Appropriations 1959 1960
General Funds $1,437,508 $1,589,279
Special Funds 153,500 179,500
Totals $1,591,008 $1,768,779
Staff: 215 (as allowed in the General Funds Budget)
18 State Use Industries Funds
48 Public Works Operations Funds
MARYLAND STATE REFORMATORY FOR MALES
Clement J. Ferling, Superintendent
Route 3, Hagerstown (Washington County)
Telephone: Regent 3-2800 (Hagerstown)
The Maryland State Reformatory for Males was established in 1945
at the penal institution originally established as the State Penal Farm
in 1931. The Reformatory is a minimum security institution.
The Courts commit male offenders from 16 to 25 to the Reformatory
for indeterminate sentences. Although the Reformatory is primarily
for youthful offenders, the Board of Correction may transfer to it
prisoners of any age from the House of Correction or the Penitentiary.
The Board may also transfer incorrigible and unmanageable inmates
of the Reformatory to other institutions.

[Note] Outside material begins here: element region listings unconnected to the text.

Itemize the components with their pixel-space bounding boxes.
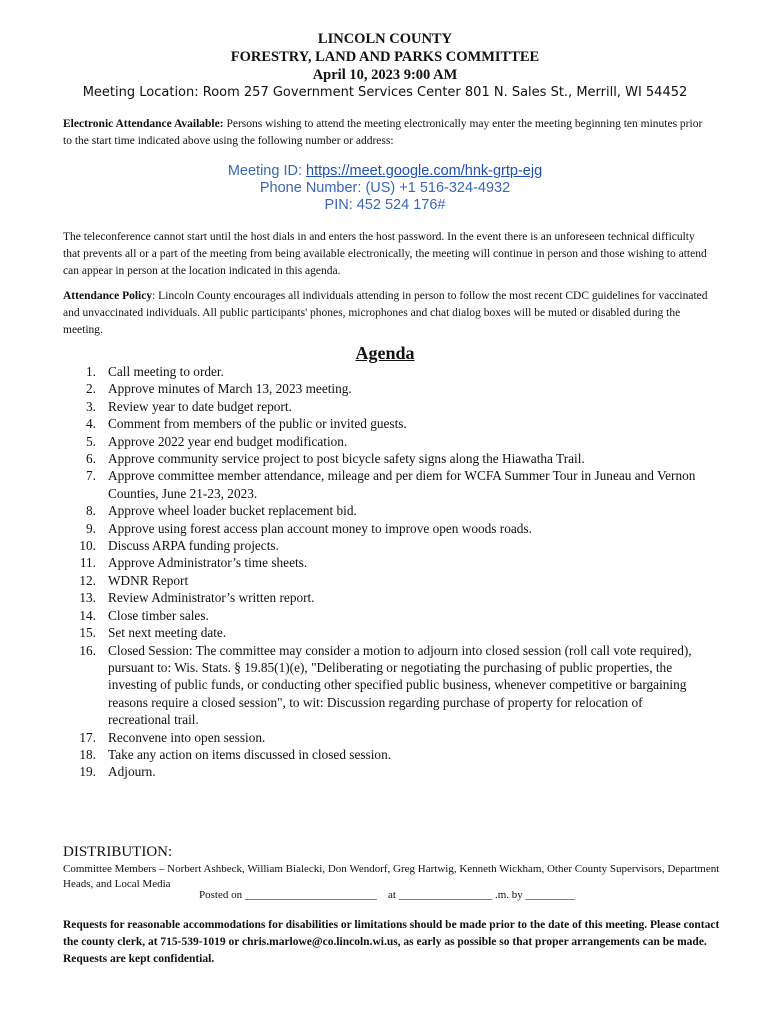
agenda-item-text: Call meeting to order. bbox=[108, 364, 224, 379]
county-name: LINCOLN COUNTY bbox=[317, 31, 453, 47]
posted-on-line: Posted on ________________________ bbox=[199, 889, 377, 901]
agenda-item-text: Review year to date budget report. bbox=[108, 398, 292, 414]
agenda-item bbox=[63, 520, 703, 537]
attendance-policy-paragraph bbox=[63, 288, 713, 339]
agenda-item-number: 17. bbox=[79, 729, 96, 745]
agenda-item bbox=[63, 363, 703, 380]
agenda-item-number: 6. bbox=[86, 451, 96, 467]
agenda-item bbox=[63, 467, 703, 502]
agenda-item bbox=[63, 572, 703, 589]
agenda-item-number: 8. bbox=[86, 503, 96, 519]
agenda-item bbox=[63, 642, 703, 729]
agenda-list bbox=[63, 363, 703, 781]
agenda-item-number: 12. bbox=[79, 572, 96, 588]
agenda-item bbox=[63, 433, 703, 450]
meeting-date: April 10, 2023 9:00 AM bbox=[312, 67, 458, 83]
agenda-item-number: 4. bbox=[86, 416, 96, 432]
agenda-item bbox=[63, 380, 703, 397]
attendance-policy-label: Attendance Policy bbox=[63, 290, 153, 302]
agenda-item-number: 3. bbox=[86, 398, 96, 414]
agenda-item-number: 9. bbox=[86, 520, 96, 536]
meeting-location: Meeting Location: Room 257 Government Services Center 801 N. Sales St., Merrill, WI 54452 bbox=[82, 85, 688, 100]
agenda-item bbox=[63, 537, 703, 554]
agenda-item-number: 18. bbox=[79, 746, 96, 762]
agenda-item bbox=[63, 554, 703, 571]
agenda-item bbox=[63, 502, 703, 519]
agenda-item bbox=[63, 589, 703, 606]
agenda-item-number: 5. bbox=[86, 433, 96, 449]
agenda-item-number: 13. bbox=[79, 590, 96, 606]
agenda-item-text: WDNR Report bbox=[108, 572, 189, 588]
distribution-members: Committee Members – Norbert Ashbeck, William Bialecki, Don Wendorf, Greg Hartwig, Kenneth Wickham, Other County Supervisors, Department Heads, and Local Media bbox=[63, 863, 720, 890]
agenda-item bbox=[63, 729, 703, 746]
agenda-item-text: Reconvene into open session. bbox=[108, 729, 266, 745]
agenda-item-number: 19. bbox=[79, 764, 96, 780]
electronic-attendance-paragraph bbox=[63, 116, 713, 150]
agenda-item bbox=[63, 607, 703, 624]
agenda-item-text: Approve minutes of March 13, 2023 meeting. bbox=[108, 381, 352, 397]
attendance-policy-text: : Lincoln County encourages all individuals attending in person to follow the most recent CDC guidelines for vaccinated and unvaccinated individuals. All public participants' phones, microphones and chat dialog boxes will be muted or disabled during the meeting. bbox=[63, 290, 708, 336]
meeting-pin: PIN: 452 524 176# bbox=[324, 197, 446, 213]
agenda-item-text: Comment from members of the public or invited guests. bbox=[108, 416, 407, 432]
committee-name: FORESTRY, LAND AND PARKS COMMITTEE bbox=[230, 49, 540, 65]
agenda-item bbox=[63, 746, 703, 763]
agenda-item-text: Discuss ARPA funding projects. bbox=[108, 538, 279, 554]
agenda-item-text: Approve Administrator’s time sheets. bbox=[108, 555, 308, 571]
agenda-item bbox=[63, 450, 703, 467]
agenda-item bbox=[63, 415, 703, 432]
meeting-id-label: Meeting ID: bbox=[227, 163, 306, 179]
agenda-item-number: 15. bbox=[79, 625, 96, 641]
agenda-item-number: 16. bbox=[79, 642, 96, 658]
teleconference-paragraph: The teleconference cannot start until the host dials in and enters the host password. In the event there is an unforeseen technical difficulty that prevents all or a part of the meeting from being available electronically, the meeting will continue in person and those wishing to attend can appear in person at the location indicated in this agenda. bbox=[63, 231, 707, 277]
electronic-attendance-label: Electronic Attendance Available: bbox=[63, 118, 224, 130]
agenda-item-text: Adjourn. bbox=[108, 764, 156, 780]
agenda-item-text: Approve wheel loader bucket replacement bid. bbox=[108, 503, 357, 519]
accommodation-requests: Requests for reasonable accommodations for disabilities or limitations should be made prior to the date of this meeting. Please contact the county clerk, at 715-539-1019 or chris.marlowe@co.lincoln.wi.us, as early as possible so that proper arrangements can be made. Requests are kept confidential. bbox=[63, 919, 720, 965]
agenda-item-number: 1. bbox=[86, 364, 96, 379]
agenda-title: Agenda bbox=[355, 343, 415, 363]
agenda-item-text: Approve using forest access plan account money to improve open woods roads. bbox=[108, 520, 532, 536]
agenda-item-text: Take any action on items discussed in closed session. bbox=[108, 746, 392, 762]
agenda-item-text: Approve 2022 year end budget modification. bbox=[108, 433, 348, 449]
agenda-item-text: Approve committee member attendance, mileage and per diem for WCFA Summer Tour in Juneau and Vernon Counties, June 21-23, 2023. bbox=[108, 468, 696, 501]
meeting-id-line bbox=[0, 163, 770, 180]
agenda-item-number: 7. bbox=[86, 468, 96, 484]
agenda-item-number: 11. bbox=[79, 555, 96, 571]
agenda-item-number: 2. bbox=[86, 381, 96, 397]
agenda-item-text: Close timber sales. bbox=[108, 607, 209, 623]
agenda-item-text: Closed Session: The committee may consider a motion to adjourn into closed session (roll call vote required), pursuant to: Wis. Stats. § 19.85(1)(e), "Deliberating or negotiating the purchasing of public properties, the investing of public funds, or conducting other specified public business, whenever competitive or bargaining reasons require a closed session", to wit: Discussion regarding purchase of property for relocation of recreational trail. bbox=[108, 642, 692, 728]
agenda-item-text: Approve community service project to post bicycle safety signs along the Hiawatha Trail. bbox=[108, 451, 585, 467]
distribution-title: DISTRIBUTION: bbox=[63, 844, 173, 860]
agenda-item-number: 14. bbox=[79, 607, 96, 623]
posted-at-line: at _________________ .m. by _________ bbox=[388, 889, 575, 901]
agenda-item bbox=[63, 624, 703, 641]
meeting-link[interactable]: https://meet.google.com/hnk-grtp-ejg bbox=[306, 163, 543, 179]
agenda-item bbox=[63, 763, 703, 780]
agenda-item-text: Review Administrator’s written report. bbox=[108, 590, 315, 606]
agenda-item-number: 10. bbox=[79, 538, 96, 554]
electronic-attendance-text: Persons wishing to attend the meeting electronically may enter the meeting beginning ten minutes prior to the start time indicated above using the following number or address: bbox=[63, 118, 703, 147]
agenda-item-text: Set next meeting date. bbox=[108, 625, 227, 641]
agenda-item bbox=[63, 398, 703, 415]
phone-number: Phone Number: (US) +1 516-324-4932 bbox=[259, 180, 511, 196]
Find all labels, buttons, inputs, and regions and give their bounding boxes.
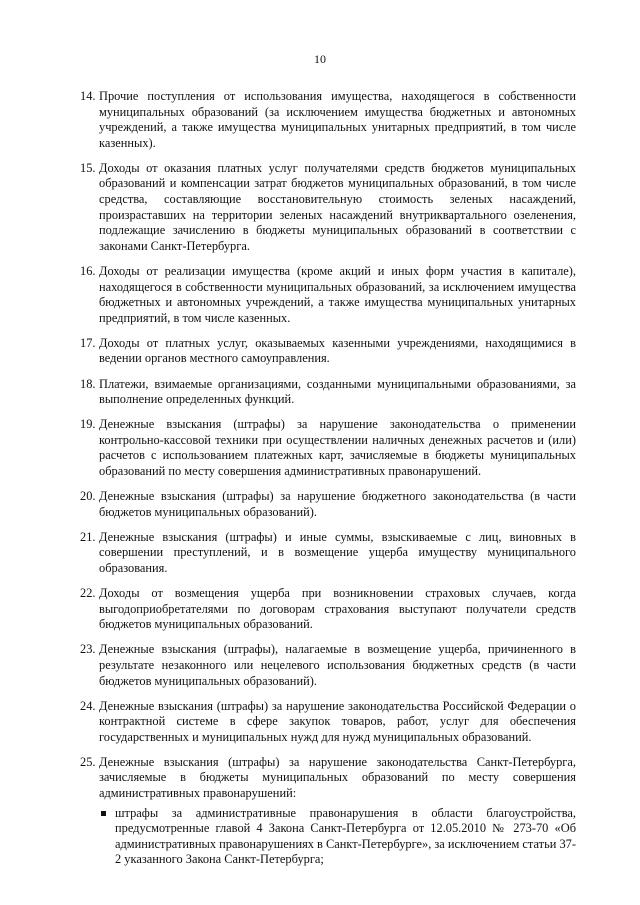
item-text: Денежные взыскания (штрафы) за нарушение бюджетного законодательства (в части бюджетов муниципальных образований).: [99, 489, 576, 519]
list-item: [80, 642, 576, 689]
item-number: 21.: [80, 529, 96, 544]
item-number: 22.: [80, 586, 96, 601]
item-text: Денежные взыскания (штрафы), налагаемые в возмещение ущерба, причиненного в результате незаконного или нецелевого использования бюджетных средств (в части бюджетов муниципальных образований).: [99, 642, 576, 688]
item-text: Денежные взыскания (штрафы) за нарушение законодательства Российской Федерации о контрактной системе в сфере закупок товаров, работ, услуг для обеспечения государственных и муниципальных нужд для нужд муниципальных образований.: [99, 698, 576, 744]
list-item: [80, 755, 576, 868]
item-number: 25.: [80, 754, 96, 769]
square-bullet-icon: [101, 811, 106, 816]
item-text: Доходы от платных услуг, оказываемых казенными учреждениями, находящимися в ведении органов местного самоуправления.: [99, 335, 576, 366]
item-text: Прочие поступления от использования имущества, находящегося в собственности муниципальных образований (за исключением имущества бюджетных и автономных учреждений, а также имущества муниципальных унитарных предприятий, в том числе казенных).: [99, 89, 576, 150]
item-number: 18.: [80, 376, 96, 391]
list-item: [80, 586, 576, 633]
item-text: Платежи, взимаемые организациями, созданными муниципальными образованиями, за выполнение определенных функций.: [99, 376, 576, 407]
list-item: [80, 161, 576, 255]
sub-list: [99, 806, 576, 868]
item-text: Доходы от реализации имущества (кроме акций и иных форм участия в капитале), находящегося в собственности муниципальных образований, за исключением имущества бюджетных и автономных учреждений, а также имущества муниципальных унитарных предприятий, в том числе казенных.: [99, 263, 576, 325]
list-item: [80, 336, 576, 367]
item-number: 23.: [80, 642, 96, 657]
item-number: 14.: [80, 89, 96, 103]
list-item: [80, 530, 576, 577]
list-item: [80, 377, 576, 408]
item-text: Доходы от возмещения ущерба при возникновении страховых случаев, когда выгодоприобретателями по договорам страхования выступают получатели средств бюджетов муниципальных образований.: [99, 586, 576, 632]
item-text: Денежные взыскания (штрафы) за нарушение законодательства о применении контрольно-кассовой техники при осуществлении наличных денежных расчетов и (или) расчетов с использованием платежных карт, зачисляемые в бюджеты муниципальных образований по месту совершения административных правонарушений.: [99, 417, 576, 478]
list-item: [80, 489, 576, 520]
page-number: 10: [314, 52, 326, 66]
item-number: 16.: [80, 263, 96, 278]
item-number: 15.: [80, 160, 96, 175]
list-item: [80, 89, 576, 151]
item-text: Доходы от оказания платных услуг получателями средств бюджетов муниципальных образований и компенсации затрат бюджетов муниципальных образований, в том числе средства, составляющие восстановительную стоимость зеленых насаждений, произраставших на территории зеленых насаждений внутриквартального озеленения, подлежащие зачислению в бюджеты муниципальных образований в соответствии с законами Санкт-Петербурга.: [99, 160, 576, 253]
item-number: 17.: [80, 335, 96, 350]
item-number: 24.: [80, 698, 96, 713]
list-item: [80, 699, 576, 746]
sub-list-item: [99, 806, 576, 868]
item-body: [99, 755, 576, 868]
income-list: [80, 89, 576, 878]
item-text: Денежные взыскания (штрафы) за нарушение законодательства Санкт-Петербурга, зачисляемые в бюджеты муниципальных образований по месту совершения административных правонарушений:: [99, 754, 576, 801]
item-text: Денежные взыскания (штрафы) и иные суммы, взыскиваемые с лиц, виновных в совершении преступлений, и в возмещение ущерба имуществу муниципального образования.: [99, 529, 576, 575]
sub-item-text: штрафы за административные правонарушения в области благоустройства, предусмотренные главой 4 Закона Санкт-Петербурга от 12.05.2010 № 273-70 «Об административных правонарушениях в Санкт-Петербурге», за исключением статьи 37-2 указанного Закона Санкт-Петербурга;: [115, 805, 576, 867]
list-item: [80, 264, 576, 326]
item-number: 20.: [80, 489, 96, 504]
list-item: [80, 417, 576, 479]
item-number: 19.: [80, 417, 96, 432]
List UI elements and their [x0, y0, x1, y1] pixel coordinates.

The Reformatory gives regular instruction in basic education as well
as in the vocational and industrial arts. A psychologist aids in classi-
fying and examining inmates. Located on a 1,119-acre farm, the Re-
formatory maintains a dairy cattle herd which supplies dairy products
to this and other State institutions. A cannery, metal shop, brush shop,
sewing shop, and bookbindery also operate as State Use Industries.